Os ataques de 11 de setembro de 2001 [às torres-gêmeas em New York] deu ao partido da guerra a sua abertura – primeiro com o Afeganistão e depois o Iraque. Krauthammer, que nada sabe sobre o mundo muçulmano, escreveu que “a maneira para domar a rua árabe não é com apaziguamento e doce sensibilidade, mas sim com poder cru e vitória... A verdade elementar que parece iludir os especialistas repetidas vezes... é que o poder é a sua própria recompensa. A vitória muda tudo, acima de tudo psicologicamente. A psicologia [no Oriente Médio] agora é uma de medo e profundo respeito pelo poder dos EUA. Agora é a hora de usá-lo.” Kristol cantou a pedra: remover Saddam Hussein do poder “transformaria a paisagem política do Oriente Médio”.

Obviamente, transformou, porém não de maneiras que beficiaram os EUA.
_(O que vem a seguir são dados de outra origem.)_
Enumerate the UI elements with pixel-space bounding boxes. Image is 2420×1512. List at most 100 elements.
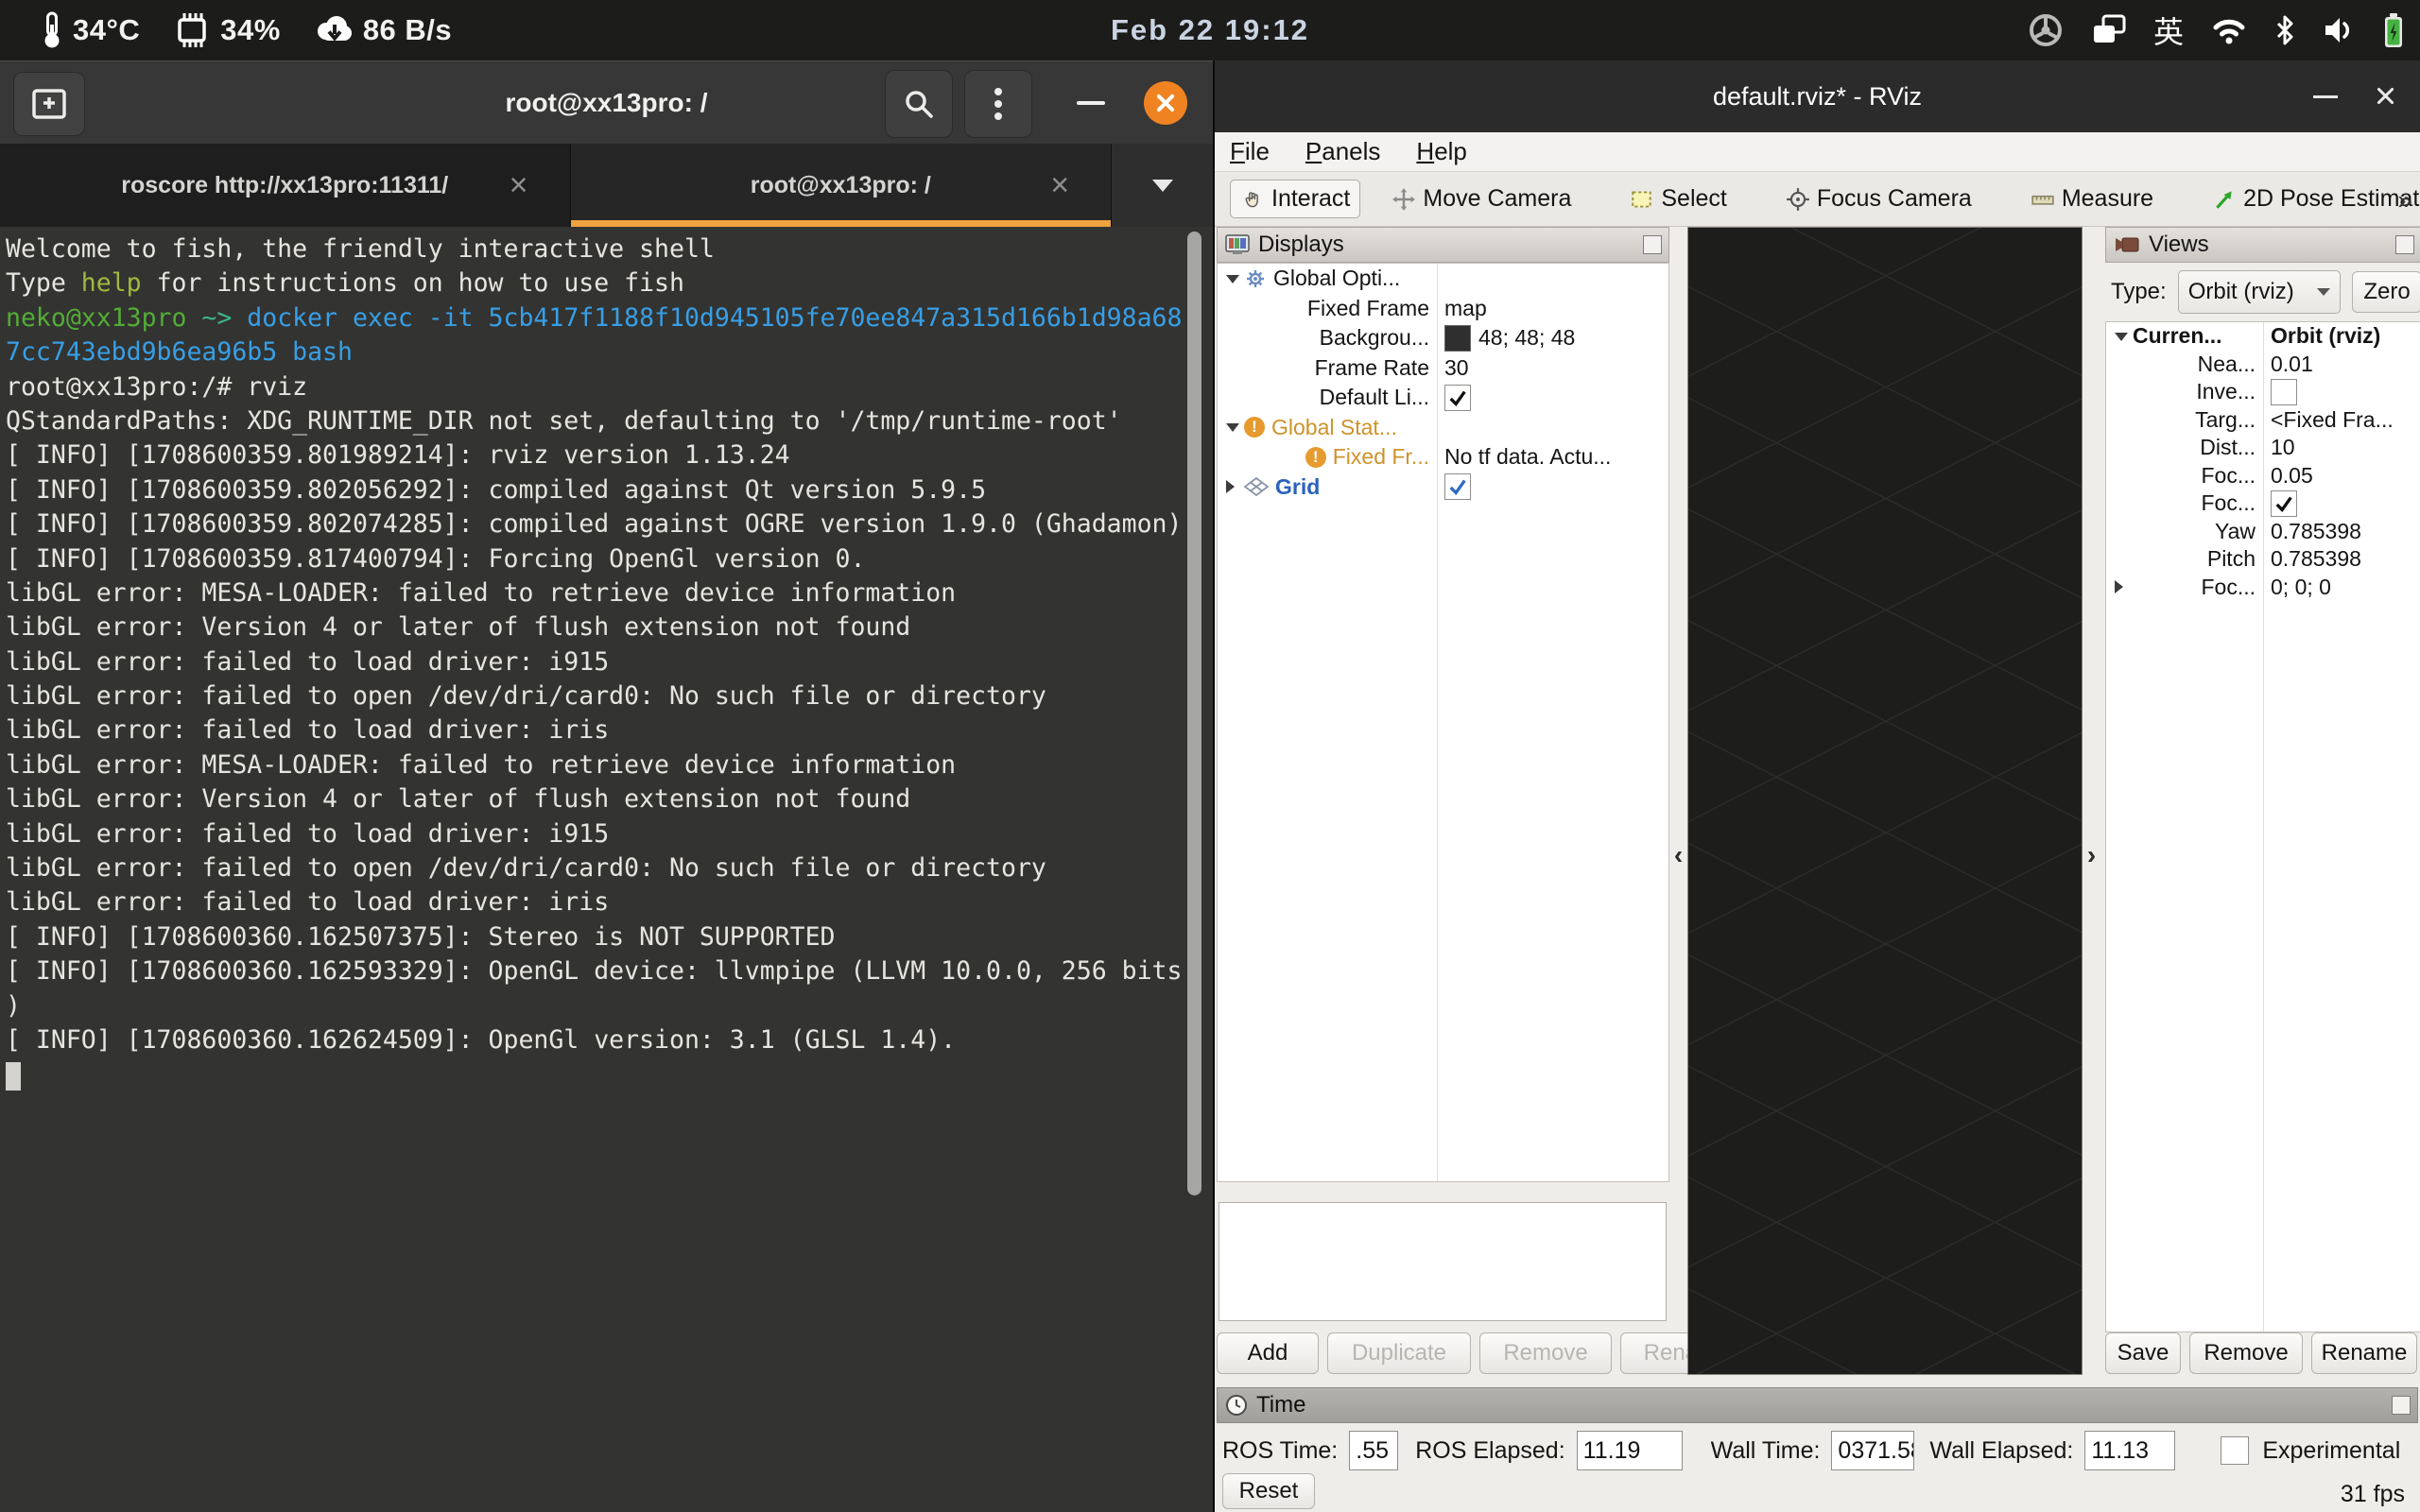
ros-time-field[interactable]: .55	[1349, 1431, 1398, 1470]
clock[interactable]: Feb 22 19:12	[1111, 0, 1309, 60]
wifi-icon[interactable]	[2210, 15, 2248, 45]
rename-view-button[interactable]: Rename	[2311, 1332, 2417, 1374]
ime-indicator[interactable]: 英	[2153, 9, 2184, 52]
zero-button[interactable]: Zero	[2352, 271, 2420, 313]
toolbar-overflow-chevron[interactable]: »	[2397, 185, 2412, 215]
panel-float-button[interactable]	[1643, 235, 1662, 254]
time-panel-header[interactable]: Time	[1217, 1387, 2418, 1423]
panel-float-button[interactable]	[2395, 235, 2414, 254]
checkbox[interactable]	[1444, 473, 1471, 500]
property-row-inve[interactable]: Inve...	[2106, 378, 2420, 406]
property-row-foc[interactable]: Foc...	[2106, 490, 2420, 518]
tab-roscore[interactable]: roscore http://xx13pro:11311/ ×	[0, 144, 571, 227]
property-value[interactable]: 0.785398	[2271, 546, 2361, 572]
tool-2d-pose-estimate-button[interactable]: 2D Pose Estimate	[2202, 180, 2420, 218]
property-value[interactable]: 30	[1444, 355, 1469, 381]
property-value[interactable]: <Fixed Fra...	[2271, 407, 2394, 433]
menu-help[interactable]: Help	[1416, 137, 1466, 166]
collapse-right-panel-arrow[interactable]: ›	[2083, 839, 2100, 871]
expand-triangle-icon[interactable]	[2115, 580, 2123, 593]
remove-view-button[interactable]: Remove	[2189, 1332, 2303, 1374]
terminal-scrollbar[interactable]	[1187, 232, 1201, 1195]
property-value[interactable]: 0.785398	[2271, 519, 2361, 544]
save-view-button[interactable]: Save	[2105, 1332, 2181, 1374]
property-value[interactable]: 0.05	[2271, 463, 2313, 489]
add-display-button[interactable]: Add	[1217, 1332, 1319, 1374]
property-row-pitch[interactable]: Pitch0.785398	[2106, 545, 2420, 574]
property-row-foc[interactable]: Foc...0.05	[2106, 462, 2420, 490]
collapse-triangle-icon[interactable]	[2115, 333, 2128, 341]
property-value[interactable]: Orbit (rviz)	[2271, 323, 2380, 349]
tool-interact-button[interactable]: Interact	[1230, 180, 1360, 218]
property-row-fixed-frame[interactable]: Fixed Frame map	[1218, 294, 1668, 324]
reset-button[interactable]: Reset	[1222, 1473, 1315, 1509]
close-button[interactable]	[1144, 81, 1187, 125]
checkbox[interactable]	[1444, 385, 1471, 411]
property-value[interactable]: 48; 48; 48	[1478, 325, 1575, 351]
experimental-checkbox[interactable]	[2221, 1436, 2249, 1465]
views-property-tree[interactable]: Curren...Orbit (rviz)Nea...0.01Inve...Ta…	[2105, 321, 2420, 1332]
wall-elapsed-field[interactable]: 11.13	[2084, 1431, 2175, 1470]
displays-panel-header[interactable]: Displays	[1217, 227, 1669, 263]
view-type-combobox[interactable]: Orbit (rviz)	[2178, 270, 2341, 314]
minimize-button[interactable]	[2305, 60, 2346, 132]
menu-file[interactable]: File	[1230, 137, 1270, 166]
property-row-yaw[interactable]: Yaw0.785398	[2106, 518, 2420, 546]
property-value[interactable]: 0.01	[2271, 352, 2313, 377]
menu-button[interactable]	[964, 70, 1032, 138]
views-panel-header[interactable]: Views	[2105, 227, 2420, 263]
duplicate-display-button[interactable]: Duplicate	[1327, 1332, 1471, 1374]
color-swatch[interactable]	[1444, 325, 1471, 352]
terminal-titlebar[interactable]: root@xx13pro: /	[0, 60, 1213, 144]
property-row-global-opti[interactable]: Global Opti...	[1218, 264, 1668, 294]
property-row-fixed-fr[interactable]: !Fixed Fr...No tf data. Actu...	[1218, 442, 1668, 472]
ros-elapsed-field[interactable]: 11.19	[1577, 1431, 1683, 1470]
tab-root-shell[interactable]: root@xx13pro: / ×	[571, 144, 1112, 227]
property-row-nea[interactable]: Nea...0.01	[2106, 351, 2420, 379]
collapse-left-panel-arrow[interactable]: ‹	[1670, 839, 1686, 871]
property-row-default-li[interactable]: Default Li...	[1218, 383, 1668, 413]
property-row-backgrou[interactable]: Backgrou...48; 48; 48	[1218, 323, 1668, 353]
new-tab-button[interactable]	[13, 72, 85, 136]
remove-display-button[interactable]: Remove	[1479, 1332, 1612, 1374]
property-row-frame-rate[interactable]: Frame Rate30	[1218, 353, 1668, 384]
rviz-titlebar[interactable]: default.rviz* - RViz	[1215, 60, 2420, 132]
checkbox[interactable]	[2271, 379, 2297, 405]
tab-close-icon[interactable]: ×	[510, 169, 528, 201]
property-value[interactable]: 0; 0; 0	[2271, 575, 2331, 600]
tool-move-camera-button[interactable]: Move Camera	[1381, 180, 1582, 218]
3d-viewport[interactable]	[1687, 227, 2083, 1375]
volume-icon[interactable]	[2322, 15, 2356, 45]
tab-list-dropdown-button[interactable]	[1111, 144, 1213, 227]
minimize-button[interactable]	[1061, 61, 1121, 145]
collapse-triangle-icon[interactable]	[1226, 275, 1239, 284]
property-row-global-stat[interactable]: !Global Stat...	[1218, 413, 1668, 443]
property-row-dist[interactable]: Dist...10	[2106, 434, 2420, 462]
bluetooth-icon[interactable]	[2274, 13, 2295, 47]
property-row-grid[interactable]: Grid	[1218, 472, 1668, 503]
property-row-foc[interactable]: Foc...0; 0; 0	[2106, 574, 2420, 602]
displays-property-tree[interactable]: Global Opti...Fixed Frame mapBackgrou...4…	[1217, 263, 1669, 1182]
tool-select-button[interactable]: Select	[1619, 180, 1737, 218]
property-value[interactable]: map	[1444, 296, 1487, 321]
wall-time-field[interactable]: 0371.58	[1831, 1431, 1914, 1470]
tool-focus-camera-button[interactable]: Focus Camera	[1775, 180, 1982, 218]
tool-measure-button[interactable]: Measure	[2020, 180, 2164, 218]
window-switcher-icon[interactable]	[2091, 14, 2127, 46]
property-name: Fixed Frame	[1307, 296, 1429, 321]
property-value[interactable]: No tf data. Actu...	[1444, 444, 1611, 470]
steering-wheel-icon[interactable]	[2027, 11, 2065, 49]
expand-triangle-icon[interactable]	[1226, 480, 1235, 493]
search-button[interactable]	[885, 70, 953, 138]
checkbox[interactable]	[2271, 490, 2297, 517]
property-row-targ[interactable]: Targ...<Fixed Fra...	[2106, 406, 2420, 435]
collapse-triangle-icon[interactable]	[1226, 423, 1239, 432]
menu-panels[interactable]: Panels	[1305, 137, 1381, 166]
property-row-curren[interactable]: Curren...Orbit (rviz)	[2106, 322, 2420, 351]
tab-close-icon[interactable]: ×	[1050, 169, 1069, 201]
panel-float-button[interactable]	[2392, 1396, 2411, 1415]
close-button[interactable]	[2365, 76, 2407, 117]
property-value[interactable]: 10	[2271, 435, 2295, 460]
battery-charging-icon[interactable]	[2382, 11, 2405, 49]
terminal-output-area[interactable]: Welcome to fish, the friendly interactiv…	[0, 227, 1213, 1512]
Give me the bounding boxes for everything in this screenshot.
Eles desejam uma guerra apocalíptica global. O historiador militar Fred Kagan, o irmão de Robert, escreveu em 1999 que “os EUA devem ser capazes de lutar contra o Iraque e a Coréia do Norte, e tambémser capaz de lutar contra o genocídio nos Balcãs e outros lugares, sem comprometer a sua capacidade de lutar dois importantes conflitos regionais. E [os EUA] devem ser capazes de contemplar uma guerra com a China ou a Rússia dentro de um tempo considerável (mas não infinito) a partir de agora” [ênfases do autor].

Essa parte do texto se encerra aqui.